X_train,X_test,y_train,y_test = train_test_split(X,y_bin,train_size=0.05,random_state=seed) #Split data into train and test set
print("Number of rare training objects: ",np.sum(y_train))
print("Number of points to query: ",len(X_test))

### Generate feature subsets (indexes)
We randomly generate the required feature subsets in this case but they can be also indiviually specified if required.

In [None]:
subsets = generate_fidxs(n_feat=nfeat,n_ind=nind,feats=np.arange(X.shape[1]),seed=seed) 


### Build indexes
Multiple indexes are built based on the generated feature subsets from the step before. The *treeset* object abstracts all index structures for the user at once. The individual indexes (kd-trees) are stored under *path*. Under *path* each kd-tree is identified via the ids of the corresponding feature subset. For each kd-tree the tree structure (.pkl file) and their leaves (.mmap file) are stored.  

In [None]:
treeset = KDTreeSet(subsets,path="./indexes/",leaf_size=60,verbose=False)
treeset.fit(X_test)

---

## Phase 2: Query Processing
In this phase, we simulate an examplary user query to find rare objects using our index-aware classifier. The user query consists of labeled rare (y=1) and non-rare (y=0) instances.
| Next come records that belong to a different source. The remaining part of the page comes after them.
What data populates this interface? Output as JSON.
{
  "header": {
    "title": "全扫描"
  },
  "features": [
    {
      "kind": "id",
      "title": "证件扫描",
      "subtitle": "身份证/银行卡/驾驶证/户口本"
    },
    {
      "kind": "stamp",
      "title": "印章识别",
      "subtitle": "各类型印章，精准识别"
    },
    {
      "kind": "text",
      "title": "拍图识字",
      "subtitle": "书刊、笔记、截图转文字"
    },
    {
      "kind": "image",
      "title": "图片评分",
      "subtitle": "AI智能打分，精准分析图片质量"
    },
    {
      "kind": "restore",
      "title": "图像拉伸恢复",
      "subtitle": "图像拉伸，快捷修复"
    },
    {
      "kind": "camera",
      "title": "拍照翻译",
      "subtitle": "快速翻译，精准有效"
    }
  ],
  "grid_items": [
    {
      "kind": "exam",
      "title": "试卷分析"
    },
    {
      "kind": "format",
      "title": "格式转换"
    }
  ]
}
In this case the labeled instances of the user query are contained in *X_train* (features) and *y_train* (labels). The data catalog on which the search is executed is represented by *X_test* and *y_test*. Note that in practice the data catalog should be many times larger to take full advantage of our search-by-classification approach.

### Train Index-aware Classifier
We provide our classifier (BoxClassifier) the indexes in which to perform the search via the parameter *indices*.


In [None]:
dbranch = BoxClassifier(tot_feat=X.shape[1],indices=subsets,cfg=dbranch_cfg)

dbranch.fit(X_train,y_train) #Construct the boxes

preds = dbranch.predict(X_test)
print("Test F1-score: ",f1_score(y_test, preds)) # Search quality of our found boxes in the unknown data catalog

### Extract range queries (boxes)
We extract the found boxes. These are defined by their minimum point, maximum point and corresponding feature subset.

In [None]:
mins,maxs,fidxs = dbranch.get_boxes()

### Query boxes
We query for the found boxes in the index structures. The function *multi_query_ranked_cy* performs the search for all boxes at once and sorts the found point based on their number of occurences (points that are contained in multiple boxes are thereby counted).

In [None]:
inds,counts,time,loaded_leaves = treeset.multi_query_ranked_cy(mins,maxs,fidxs)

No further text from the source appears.